No es una historia nueva. Tiene siglos. La defensa de derechos ha sido incomprendida y otras tantas reprimida, pero, si no fuera por todos aquellos caídos, las mujeres no podríamos ejercer nuestros derechos civiles y los mineros trabajarían 20 horas diarias, no habría posibilidad de salud pública o de escuelas gratuitas. Parafraseando a un famoso cantante podríamos decir que son muchos, millones, los muertos de nuestra (precaria) felicidad. En unos 150 años, los jóvenes cajamarquinos o piuranos o madredinos tendrán que recordar a los caídos por evitar la destrucción de árboles o lagunas o la construcción de hidroeléctricas que no hayan inundado miles de hectáreas, aunque al mismo tiempo se preguntarán si no pudieron evitarse todas esas muertes. Y hoy por hoy no podemos sino avergonzarnos de que la cifra de los muertos por uso excesivo de la fuerza durante la represión en conflictos sociales sea de 196 personas en los últimos cinco años y de que, en efecto, todas hubieran podido evitarse.
La Defensoría del Pueblo ha publicado un documento que recomienda el uso de otro tipo de armamento para enfrentar los posibles desmanes durante los momentos más tensos de los conflictos sociales, precisamente debido a las 196 bajas que debemos lamentar desde hace cinco años hasta hoy. Con una policía entrenada, con armamento no letal, con posibilidades múltiples de disuadir sin represiones sangrientas, se puede avanzar. Por supuesto que, por el otro lado, se debe exigir a los líderes de los movimientos sociales que no sean irresponsables y que asuman un liderazgo serio y consecuente; muchas veces azuzar a la población es totalmente fatal ante circunstancias en las cuales cualquier mínima provocación permite el descontrol. A su vez, el Estado debe imponer autoridad y no exponerse al autoritarismo más gratuito. Se cree que demostrando mayor potencia de fuerzas se podrá detener a la población cuando, en el paroxismo del conflicto, eso no hace sino más que instigar a dar la contra.
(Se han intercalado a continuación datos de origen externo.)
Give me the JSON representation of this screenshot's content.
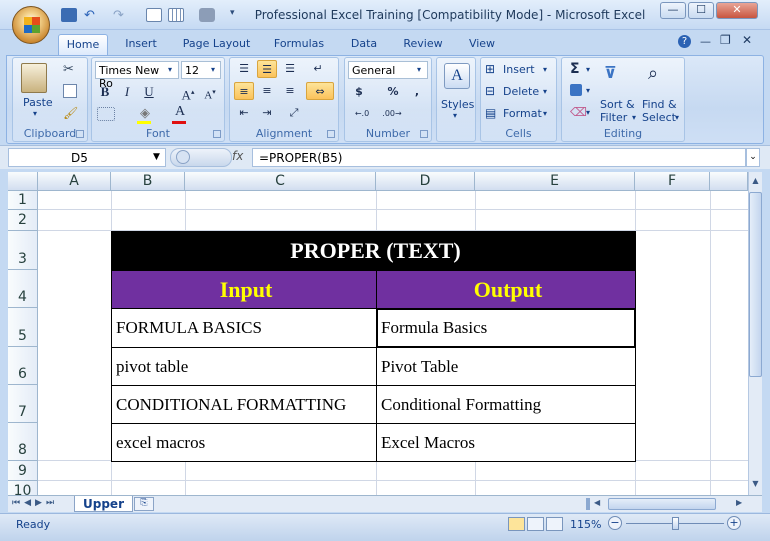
{
  "window": {
    "title": "Professional Excel Training  [Compatibility Mode] - Microsoft Excel",
    "minimize": "—",
    "maximize": "☐",
    "close": "✕"
  },
  "ribbon_tabs": [
    "Home",
    "Insert",
    "Page Layout",
    "Formulas",
    "Data",
    "Review",
    "View"
  ],
  "ribbon": {
    "clipboard": {
      "label": "Clipboard",
      "paste": "Paste"
    },
    "font": {
      "label": "Font",
      "font_name": "Times New Ro",
      "font_size": "12",
      "bold": "B",
      "italic": "I",
      "underline": "U"
    },
    "alignment": {
      "label": "Alignment"
    },
    "number": {
      "label": "Number",
      "format": "General",
      "currency": "$",
      "percent": "%",
      "comma": ","
    },
    "styles": {
      "label": "Styles"
    },
    "cells": {
      "label": "Cells",
      "insert": "Insert",
      "delete": "Delete",
      "format": "Format"
    },
    "editing": {
      "label": "Editing",
      "sort": "Sort &",
      "filter": "Filter",
      "find": "Find &",
      "select": "Select"
    }
  },
  "formula_bar": {
    "name_box": "D5",
    "fx": "fx",
    "formula": "=PROPER(B5)"
  },
  "grid": {
    "columns": [
      "A",
      "B",
      "C",
      "D",
      "E",
      "F"
    ],
    "rows": [
      "1",
      "2",
      "3",
      "4",
      "5",
      "6",
      "7",
      "8",
      "9",
      "10"
    ]
  },
  "table": {
    "title": "PROPER (TEXT)",
    "input_header": "Input",
    "output_header": "Output",
    "rows": [
      {
        "input": "FORMULA BASICS",
        "output": "Formula Basics"
      },
      {
        "input": "pivot table",
        "output": "Pivot Table"
      },
      {
        "input": "CONDITIONAL FORMATTING",
        "output": "Conditional Formatting"
      },
      {
        "input": "excel macros",
        "output": "Excel Macros"
      }
    ],
    "title_bg": "#000000",
    "header_bg": "#7030a0",
    "header_fg": "#ffff00"
  },
  "sheet_tabs": [
    "Upper"
  ],
  "status": {
    "text": "Ready",
    "zoom": "115%"
  }
}
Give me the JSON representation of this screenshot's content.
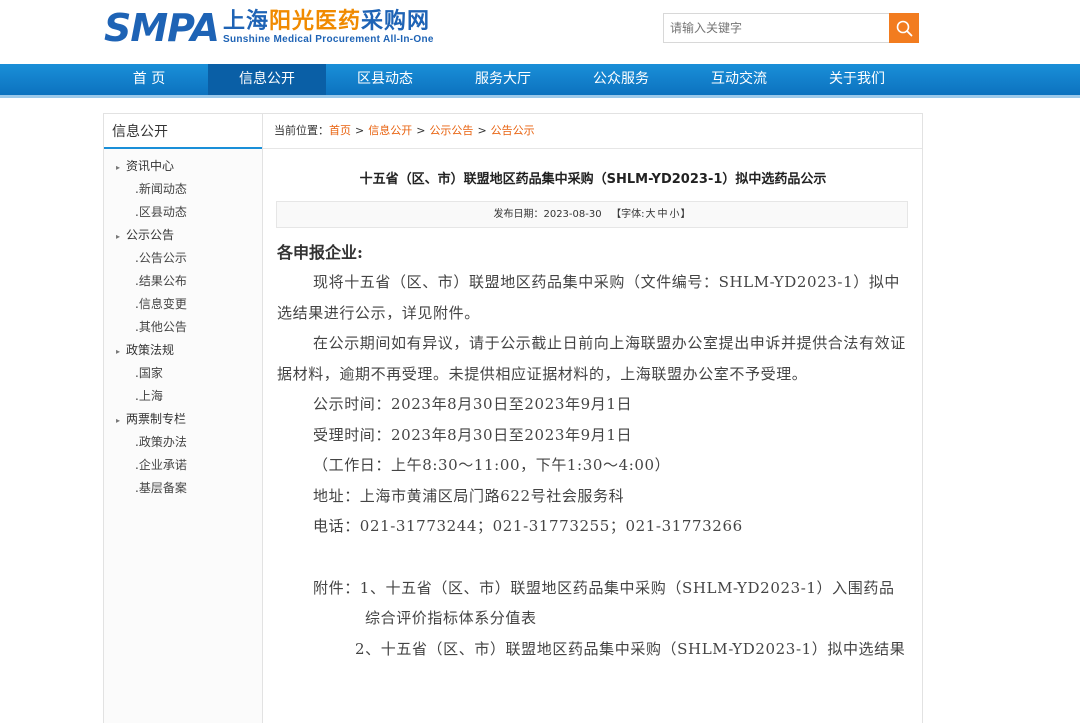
{
  "header": {
    "logo_smpa": "SMPA",
    "logo_cn_blue": "上海",
    "logo_cn_orange": "阳光医药",
    "logo_cn_blue2": "采购网",
    "logo_en": "Sunshine Medical Procurement All-In-One",
    "search_placeholder": "请输入关键字",
    "search_icon": "search-icon",
    "brand_blue": "#1e63b5",
    "brand_orange": "#f08a00"
  },
  "nav": {
    "items": [
      "首 页",
      "信息公开",
      "区县动态",
      "服务大厅",
      "公众服务",
      "互动交流",
      "关于我们"
    ],
    "active_index": 1,
    "color": "#0c72bf"
  },
  "sidebar": {
    "title": "信息公开",
    "groups": [
      {
        "label": "资讯中心",
        "items": [
          ".新闻动态",
          ".区县动态"
        ]
      },
      {
        "label": "公示公告",
        "items": [
          ".公告公示",
          ".结果公布",
          ".信息变更",
          ".其他公告"
        ]
      },
      {
        "label": "政策法规",
        "items": [
          ".国家",
          ".上海"
        ]
      },
      {
        "label": "两票制专栏",
        "items": [
          ".政策办法",
          ".企业承诺",
          ".基层备案"
        ]
      }
    ]
  },
  "breadcrumb": {
    "prefix": "当前位置：",
    "items": [
      "首页",
      "信息公开",
      "公示公告",
      "公告公示"
    ],
    "sep": ">"
  },
  "article": {
    "title": "十五省（区、市）联盟地区药品集中采购（SHLM-YD2023-1）拟中选药品公示",
    "publish_label": "发布日期：",
    "publish_date": "2023-08-30",
    "font_label_open": "【字体:",
    "font_large": "大",
    "font_medium": "中",
    "font_small": "小",
    "font_label_close": "】",
    "salutation": "各申报企业:",
    "para1": "现将十五省（区、市）联盟地区药品集中采购（文件编号：SHLM-YD2023-1）拟中选结果进行公示，详见附件。",
    "para2": "在公示期间如有异议，请于公示截止日前向上海联盟办公室提出申诉并提供合法有效证据材料，逾期不再受理。未提供相应证据材料的，上海联盟办公室不予受理。",
    "line_publicity": "公示时间：2023年8月30日至2023年9月1日",
    "line_accept": "受理时间：2023年8月30日至2023年9月1日",
    "line_workday": "（工作日：上午8:30～11:00，下午1:30～4:00）",
    "line_address": "地址：上海市黄浦区局门路622号社会服务科",
    "line_phone": "电话：021-31773244；021-31773255；021-31773266",
    "attach1": "附件：1、十五省（区、市）联盟地区药品集中采购（SHLM-YD2023-1）入围药品综合评价指标体系分值表",
    "attach2": "2、十五省（区、市）联盟地区药品集中采购（SHLM-YD2023-1）拟中选结果"
  }
}
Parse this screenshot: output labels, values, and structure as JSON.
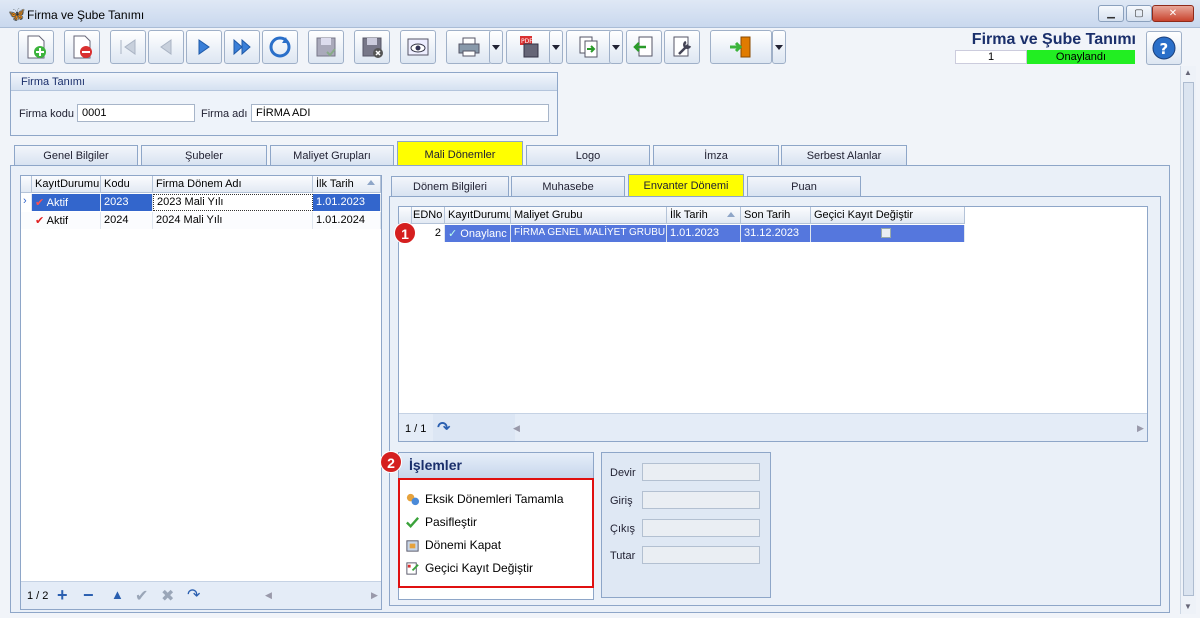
{
  "window": {
    "title": "Firma ve Şube Tanımı"
  },
  "header": {
    "title": "Firma ve Şube Tanımı",
    "record_no": "1",
    "status": "Onaylandı",
    "status_color": "#22ee22"
  },
  "firma_group": {
    "title": "Firma Tanımı",
    "kod_label": "Firma kodu",
    "kod_value": "0001",
    "adi_label": "Firma adı",
    "adi_value": "FİRMA ADI"
  },
  "main_tabs": [
    "Genel Bilgiler",
    "Şubeler",
    "Maliyet Grupları",
    "Mali Dönemler",
    "Logo",
    "İmza",
    "Serbest Alanlar"
  ],
  "left_grid": {
    "columns": [
      "KayıtDurumu",
      "Kodu",
      "Firma Dönem Adı",
      "İlk Tarih"
    ],
    "rows": [
      [
        "Aktif",
        "2023",
        "2023 Mali Yılı",
        "1.01.2023"
      ],
      [
        "Aktif",
        "2024",
        "2024 Mali Yılı",
        "1.01.2024"
      ]
    ],
    "pager": "1 / 2"
  },
  "sub_tabs": [
    "Dönem Bilgileri",
    "Muhasebe",
    "Envanter Dönemi",
    "Puan"
  ],
  "right_grid": {
    "columns": [
      "EDNo",
      "KayıtDurumu",
      "Maliyet Grubu",
      "İlk Tarih",
      "Son Tarih",
      "Geçici Kayıt Değiştir"
    ],
    "rows": [
      [
        "2",
        "Onaylanc",
        "FİRMA GENEL MALİYET GRUBU",
        "1.01.2023",
        "31.12.2023",
        ""
      ]
    ],
    "pager": "1 / 1"
  },
  "badges": {
    "one": "1",
    "two": "2"
  },
  "islemler": {
    "title": "İşlemler",
    "items": [
      "Eksik Dönemleri Tamamla",
      "Pasifleştir",
      "Dönemi Kapat",
      "Geçici Kayıt Değiştir"
    ]
  },
  "devir_panel": {
    "labels": [
      "Devir",
      "Giriş",
      "Çıkış",
      "Tutar"
    ]
  },
  "colors": {
    "accent": "#3366cc",
    "tab_active": "#ffff00",
    "badge": "#d51f1f",
    "highlight": "#e01010"
  }
}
En un video producido por la Defensoría del Pueblo y que acompaña el documento mencionado, Javier Torres, de SER y una de las personas que saben más de conflictos, sostiene enfáticamente que los conflictos son consustanciales a la sociedad y por lo tanto se debe aprender a vivir con ellos. Son los conflictos de intereses contrapuestos los que, precisamente, hacen avanzar a la democracia. Las protestas sociales por eso están totalmente permitidas y son un derecho de la población en general y es por eso que los niños, desde el nido, aprenden a salir con sus carteles por las calles, porque manifestarse es una de las grandes posibilidades de ejercer ciudadanía.
Pero el Estado debe saber prevenir y creo que en eso este gobierno también está fallando. En Washington el ministro de Justicia nos dijo, en una audiencia de la CIDH, que este gobierno no criminaliza la protesta. Pero a su vez recordó que el “primer muerto de Ollanta Humala” fue por evitar la construcción de un penal en Ica. El diálogo no puede llegar después de los muertos; acostumbrarnos a eso nos coloca más allá de la vergüenza moral. Y espero –sí, aún tengo esperanzas– que el presidente Humala no siga la infamante tesis del perro del hortelano y sepa hablar antes de reprimir. El Estado ya no puede seguir ausente.